In einer Nachtsitzung haben sich die Fischereiminister der EU-Mitgliedsländer auf eine Kürzung der Fangquoten für den westlichen Dorsch um 56 Prozent entschieden. Zunächst war sogar eine Reduzierung um 87,5 Prozent im Gespräch.

Korrespondenten: Markus Grabitz (mgr)

Brüssel - Die schleswig-holsteinischen Ostseefischer dürfen im nächsten Jahr 56 Prozent weniger Dorsch fangen als 2016. Im laufenden Jahr erlauben die Fischfangquoten der EU der deutschen Berufsfischerei 2715 Tonnen Dorsch, 2017 sollen nur noch rund 1200 Tonnen der Fischart vor den deutschen Küsten gefangen werden. Darauf verständigten sich die Fischereiminister der 28 EU-Mitgliedstaaten in der Nacht zu Dienstag. Ursprünglich hatte die EU-Kommission eine Kürzung der Fangquoten für den westlichen Dorsch um 87,5 Prozent gefordert. Dann hätten die deutschen Fischer nur noch gut 320 Tonnen des Fisches fangen dürfen. Wissenschaftler stehen vor einem Rätsel: Während sich die Bestände von Lachs, Hering und Scholle in der Ostsee merklich erholen, sind die laichfähigen Bestände des Dorschs massiv eingebrochen.

 

Mit der drastischen Kürzung der Fangquoten zeichnet sich ab, dass viele Berufsfischer vor dem wirtschaftlichen Aus stehen. Der Dorsch ist der sogenannte Brotfisch der Berufsfischer in Schleswig-Holstein. In Mecklenburg-Vorpommern wird außer dem Dorsch auch noch der Hering in größeren Mengen gefangen. Es ist geplant, dass die von der Dorschkrise betroffenen Fischer finanzielle Unterstützung aus Landes-, Bundes- und EU-Mitteln bekommen. Ende 2015 waren für die Berufsfischerei in Schleswig-Holstein 442 Fischerboote im Einsatz – 269 davon im Nebenerwerb.

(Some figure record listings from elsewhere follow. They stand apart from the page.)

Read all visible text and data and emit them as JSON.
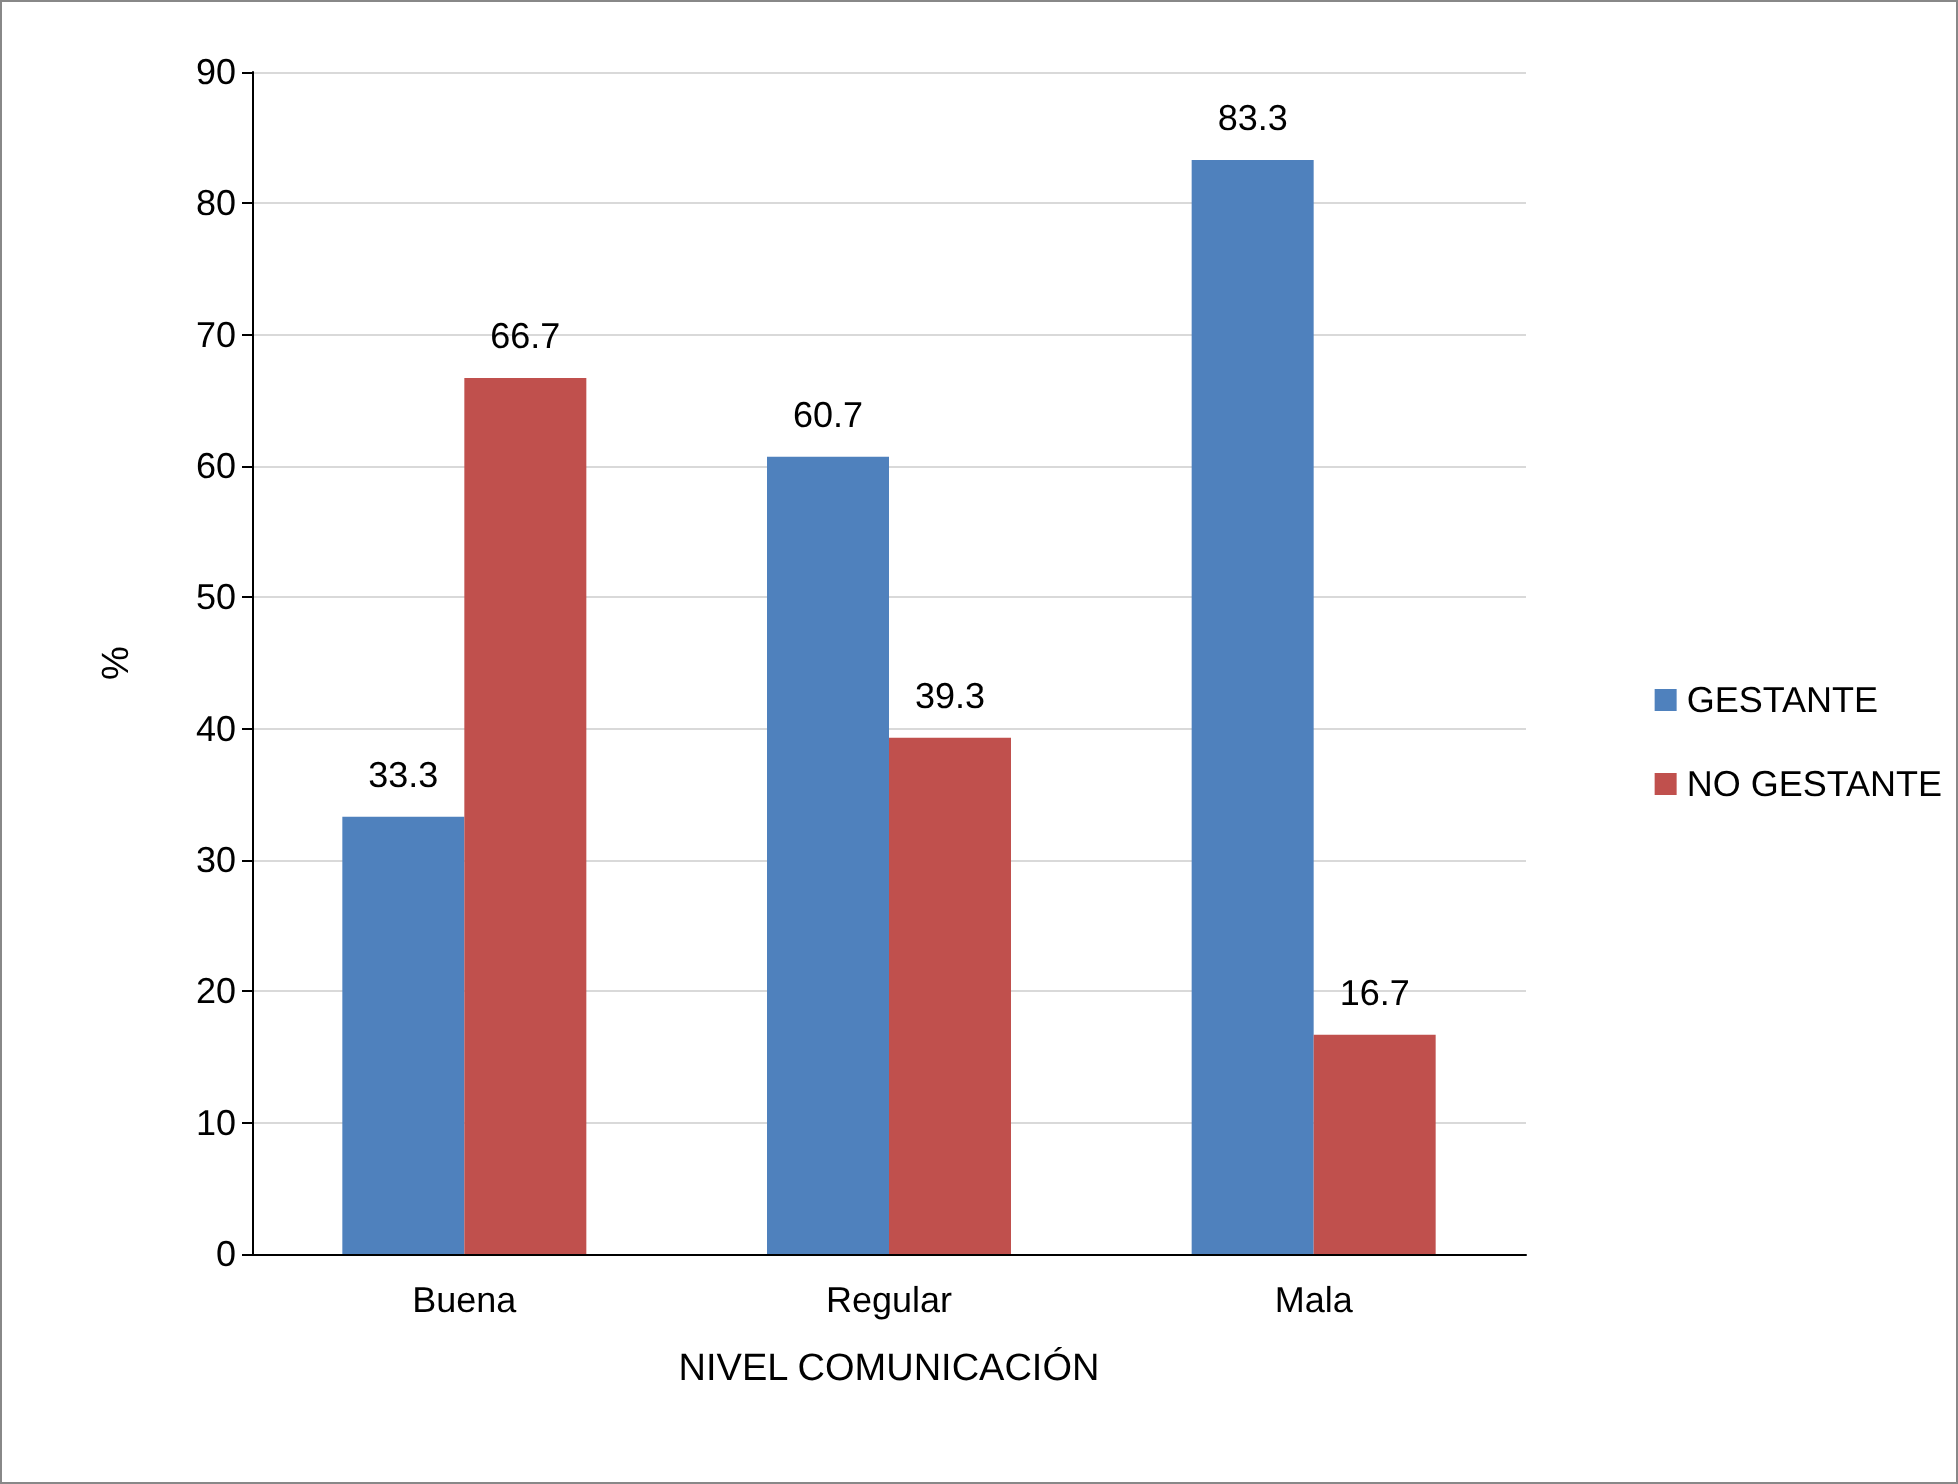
{
  "chart_data": {
    "type": "bar",
    "xlabel": "NIVEL COMUNICACIÓN",
    "ylabel": "%",
    "categories": [
      "Buena",
      "Regular",
      "Mala"
    ],
    "series": [
      {
        "name": "GESTANTE",
        "color": "#4f81bd",
        "values": [
          33.3,
          60.7,
          83.3
        ]
      },
      {
        "name": "NO GESTANTE",
        "color": "#c0504d",
        "values": [
          66.7,
          39.3,
          16.7
        ]
      }
    ],
    "ylim": [
      0,
      90
    ],
    "yticks": [
      0,
      10,
      20,
      30,
      40,
      50,
      60,
      70,
      80,
      90
    ],
    "grid": "y",
    "legend": "right",
    "data_labels": true
  }
}
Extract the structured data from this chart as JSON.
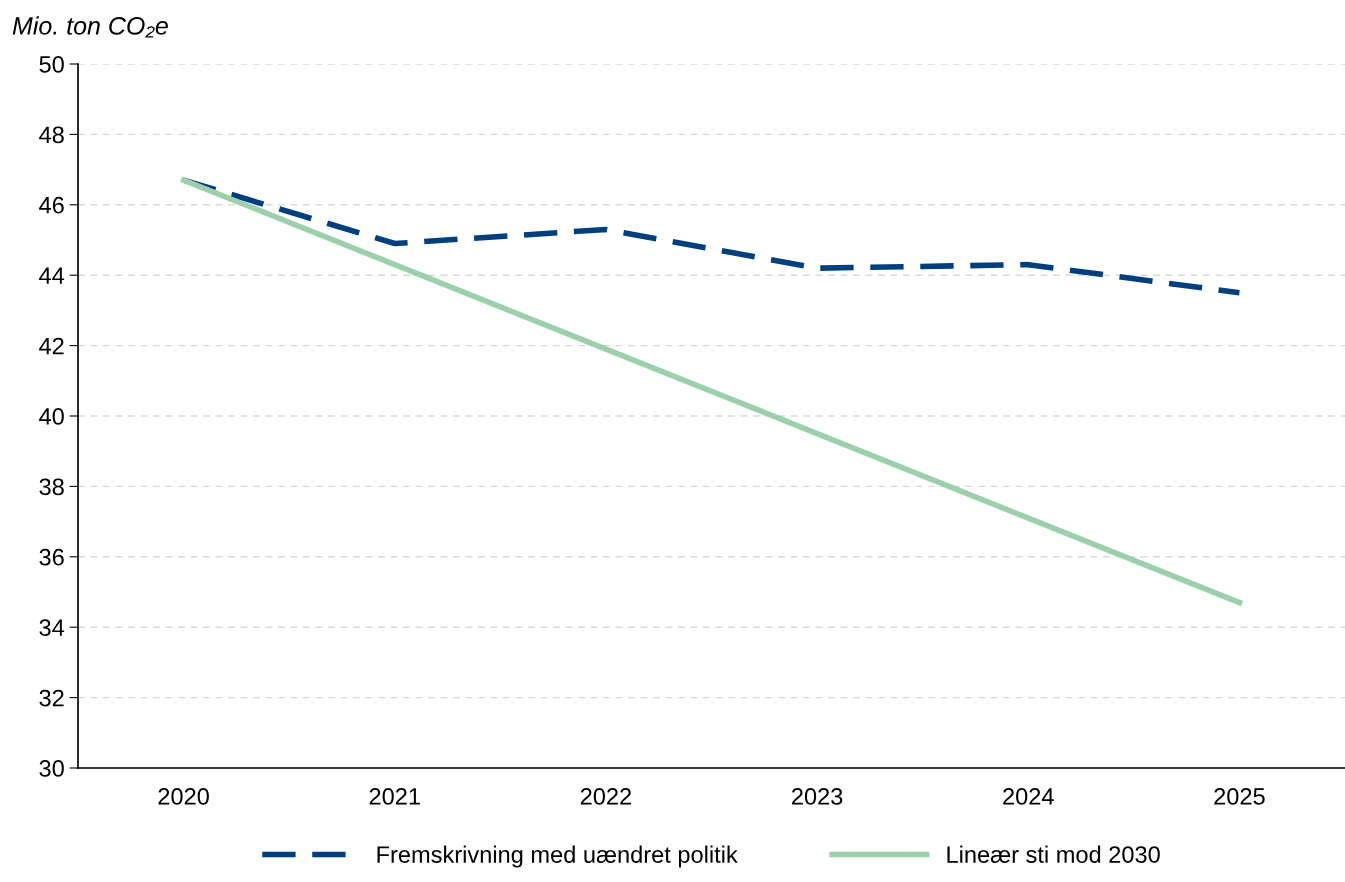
{
  "chart_data": {
    "type": "line",
    "ylabel": "Mio. ton CO₂e",
    "categories": [
      "2020",
      "2021",
      "2022",
      "2023",
      "2024",
      "2025"
    ],
    "series": [
      {
        "name": "Fremskrivning med uændret politik",
        "color": "#003f7d",
        "line_style": "dashed",
        "values": [
          46.7,
          44.9,
          45.3,
          44.2,
          44.3,
          43.5
        ]
      },
      {
        "name": "Lineær sti mod 2030",
        "color": "#9dcfad",
        "line_style": "solid",
        "values": [
          46.7,
          44.3,
          41.9,
          39.5,
          37.1,
          34.7
        ]
      }
    ],
    "ylim": [
      30,
      50
    ],
    "yticks": [
      30,
      32,
      34,
      36,
      38,
      40,
      42,
      44,
      46,
      48,
      50
    ],
    "grid": "y",
    "legend": "bottom",
    "marker": "none"
  }
}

Höchstens fünf Fische pro Tag

Erstmals beschlossen die EU-Fischereiminister auch Beschränkungen für Freizeitangler. Jeder Hobbyangler darf 2017 nur noch fünf Dorsche am Tag fangen – in der Laichschonzeit im Februar und März sogar nur drei. Nach Berechnungen des Rostocker Von-Thünen-Instituts für Ostseefischerei bringen diese Beschränkungen allein eine Ersparnis von 900 Tonnen beim Dorsch. In der Vergangenheit waren die Dorsch-Fangquoten in der Berufsfischerei kontinuierlich reduziert worden. Den Freizeitanglern waren dagegen nie Beschränkungen auferlegt worden. Dies hatte dazu geführt, dass zuletzt ebenso viele Dorsche von Freizeitanglern wie von Berufsfischern gefangen wurden. Die Beschränkungen der Hobbyangler gelten ab Januar. Dann ist damit zu rechnen, dass die Behörden stichprobenartig die Fänge von Freizeitanglern prüfen.

Die Expertin für Fischerei im Europaparlament, Ulrike Rodust (SPD), kann mit dem Kompromiss auf Ministerebene leben: Wegen der flankierenden Maßnahmen sei die Quote „vertretbar“. „Jetzt bleibt zu hoffen, dass die Kombination der beiden Maßnahmen ausreicht, um die Dorschbestände zügig wieder aufzubauen.“ Für die Berufsfischer sei die Dorschkrise „eine Katastrophe“. Mit dem Ostseemanagementplan für eine nachhaltige Fischerei, auf den sich EU-Mitgliedsländer, Parlament und die Kommission im Sommer geeinigt haben, sei es nun möglich, die betroffenen Fischer finanziell zu unterstützen.

Im Schnitt isst jeder EU-Bürger 23,1 Kilogramm Fisch im Jahr. 62 Prozent davon gehen auf das Konto von 13 Fischarten. 2,14 Kilogramm Thunfisch verzehrt durchschnittlich jeder EU-Bürger im Jahr, 1,96 Kilogramm Dorsch und 1,72 Kilogramm Lachs. Viele Verbraucher fragen sich, welchen Fisch sie essen sollen, wenn sie eine Überfischung der Meere verhindern wollen. Beim Ostseefisch ist die Lage klar: Die Quoten sind nach den Kriterien der Nachhaltigkeit festgelegt. Der Verbraucher kann mit ruhigem Gewissen zugreifen. Ohnehin entwickeln sich die meisten Bestände beim Ostseefisch gut: Die Quoten für Lachs, Hering und Scholle steigen, sie sinken nur beim westlichen Dorsch.